Pressure-Driven Structural and Electronic Evolution in CsFe₄₋_δSe₄

FeSe-based materials exhibit rich correlated electronic behavior, including orbital-selective Mott states and unconventional superconductivity. The recently identified compound CsFe₄₋δSe₄ has been proposed to host a Mott insulating ground state [1,2], with a structure closely related to alkali-intercalated FeSe superconductors [3]. Although superconductivity emerges under pressure, the mechanism linking the collapse of the insulating state to superconductivity remains unclear.

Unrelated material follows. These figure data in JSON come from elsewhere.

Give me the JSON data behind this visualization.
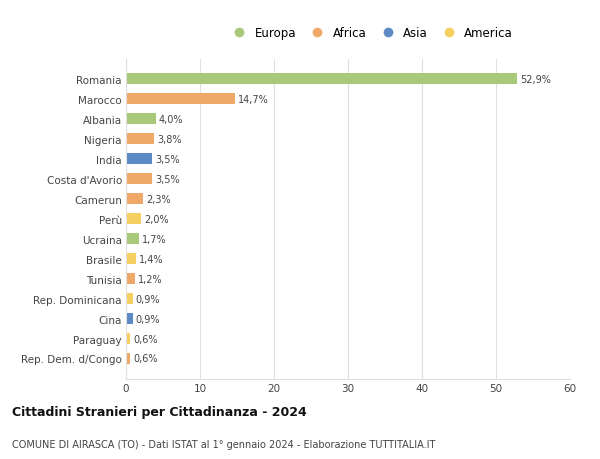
{
  "categories": [
    "Rep. Dem. d/Congo",
    "Paraguay",
    "Cina",
    "Rep. Dominicana",
    "Tunisia",
    "Brasile",
    "Ucraina",
    "Perù",
    "Camerun",
    "Costa d'Avorio",
    "India",
    "Nigeria",
    "Albania",
    "Marocco",
    "Romania"
  ],
  "values": [
    0.6,
    0.6,
    0.9,
    0.9,
    1.2,
    1.4,
    1.7,
    2.0,
    2.3,
    3.5,
    3.5,
    3.8,
    4.0,
    14.7,
    52.9
  ],
  "labels": [
    "0,6%",
    "0,6%",
    "0,9%",
    "0,9%",
    "1,2%",
    "1,4%",
    "1,7%",
    "2,0%",
    "2,3%",
    "3,5%",
    "3,5%",
    "3,8%",
    "4,0%",
    "14,7%",
    "52,9%"
  ],
  "colors": [
    "#f0a868",
    "#f5d060",
    "#5b8ac4",
    "#f5d060",
    "#f0a868",
    "#f5d060",
    "#a8c87a",
    "#f5d060",
    "#f0a868",
    "#f0a868",
    "#5b8ac4",
    "#f0a868",
    "#a8c87a",
    "#f0a868",
    "#a8c87a"
  ],
  "legend_labels": [
    "Europa",
    "Africa",
    "Asia",
    "America"
  ],
  "legend_colors": [
    "#a8c87a",
    "#f0a868",
    "#5b8ac4",
    "#f5d060"
  ],
  "title": "Cittadini Stranieri per Cittadinanza - 2024",
  "subtitle": "COMUNE DI AIRASCA (TO) - Dati ISTAT al 1° gennaio 2024 - Elaborazione TUTTITALIA.IT",
  "xlim": [
    0,
    60
  ],
  "xticks": [
    0,
    10,
    20,
    30,
    40,
    50,
    60
  ],
  "bg_color": "#ffffff",
  "grid_color": "#e0e0e0",
  "bar_height": 0.55
}
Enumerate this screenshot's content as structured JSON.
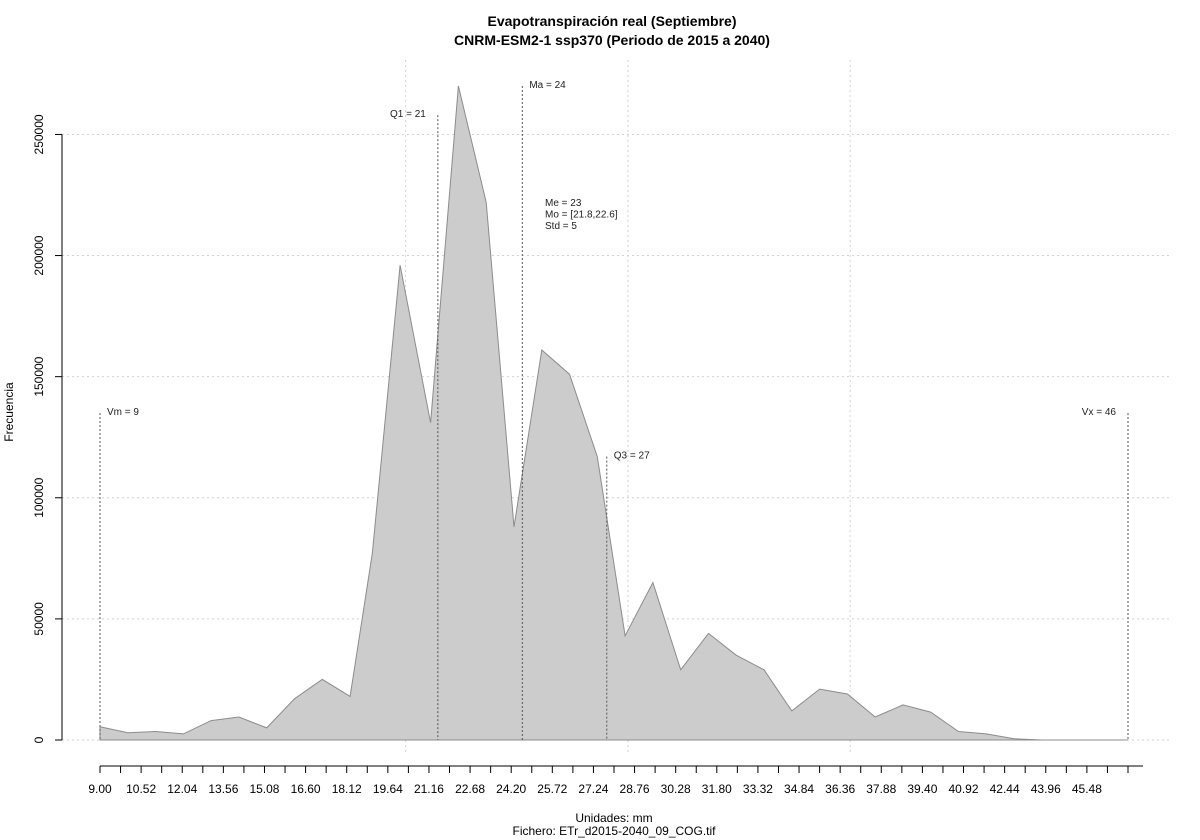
{
  "chart_data": {
    "type": "area",
    "title": "Evapotranspiración real (Septiembre)",
    "subtitle": "CNRM-ESM2-1 ssp370 (Periodo de 2015 a 2040)",
    "xlabel": "Unidades: mm",
    "ylabel": "Frecuencia",
    "footer": "Fichero: ETr_d2015-2040_09_COG.tif",
    "xlim": [
      9.0,
      46.0
    ],
    "ylim": [
      0,
      270000
    ],
    "grid": true,
    "x_ticks": [
      "9.00",
      "10.52",
      "12.04",
      "13.56",
      "15.08",
      "16.60",
      "18.12",
      "19.64",
      "21.16",
      "22.68",
      "24.20",
      "25.72",
      "27.24",
      "28.76",
      "30.28",
      "31.80",
      "33.32",
      "34.84",
      "36.36",
      "37.88",
      "39.40",
      "40.92",
      "42.44",
      "43.96",
      "45.48"
    ],
    "y_ticks": [
      "0",
      "50000",
      "100000",
      "150000",
      "200000",
      "250000"
    ],
    "x": [
      9.0,
      10.0,
      11.0,
      12.0,
      13.0,
      14.0,
      15.0,
      16.0,
      17.0,
      18.0,
      18.8,
      19.8,
      20.9,
      21.9,
      22.9,
      23.9,
      24.9,
      25.9,
      26.9,
      27.9,
      28.9,
      29.9,
      30.9,
      31.9,
      32.9,
      33.9,
      34.9,
      35.9,
      36.9,
      37.9,
      38.9,
      39.9,
      40.9,
      41.9,
      42.9,
      43.9,
      44.9,
      46.0
    ],
    "values": [
      5500,
      3000,
      3500,
      2500,
      8000,
      9500,
      5000,
      17000,
      25000,
      18000,
      77000,
      196000,
      131000,
      270000,
      222000,
      88000,
      161000,
      151000,
      117000,
      43000,
      65000,
      29000,
      44000,
      35000,
      29000,
      12000,
      21000,
      19000,
      9500,
      14500,
      11500,
      3500,
      2500,
      500,
      0,
      0,
      0,
      0
    ],
    "colors": {
      "fill": "#cccccc",
      "stroke": "#8c8c8c",
      "grid": "#d2d2d2",
      "marker": "#555555"
    },
    "annotations": [
      {
        "text": "Vm = 9",
        "x": 9.0,
        "y": 135000,
        "anchor": "start",
        "line": true
      },
      {
        "text": "Q1 = 21",
        "x": 21.16,
        "y": 258000,
        "anchor": "end",
        "line": true
      },
      {
        "text": "Ma = 24",
        "x": 24.2,
        "y": 270000,
        "anchor": "start",
        "line": true
      },
      {
        "text": "Q3 = 27",
        "x": 27.24,
        "y": 117000,
        "anchor": "start",
        "line": true
      },
      {
        "text": "Vx = 46",
        "x": 46.0,
        "y": 135000,
        "anchor": "end",
        "line": true
      }
    ],
    "stats": [
      "Me = 23",
      "Mo = [21.8,22.6]",
      "Std = 5"
    ]
  }
}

Here, we combine synchrotron X-ray diffraction, Raman spectroscopy, X-ray absorption near-edge structure (XANES), electrical transport, and first-principles calculations to investigate CsFe₄₋δSe₄ under compression. X-ray diffraction reveals a pressure-induced structural transition from an orthorhombic (Cmmm) to a monoclinic (Cm) phase near 10 GPa. Raman spectra corroborate this transition through pronounced changes in phonon mode intensities. XANES measurements indicate Fe–Se charge transfer and enhanced d-band itinerancy with increasing pressure. At higher pressures, we observe superconducting signatures up to ~10 K at 55.2 GPa.

These results illuminate how structural distortion, charge redistribution, and evolving electronic correlations cooperate to drive superconductivity from a Mott insulating background in CsFe₄₋δSe₄.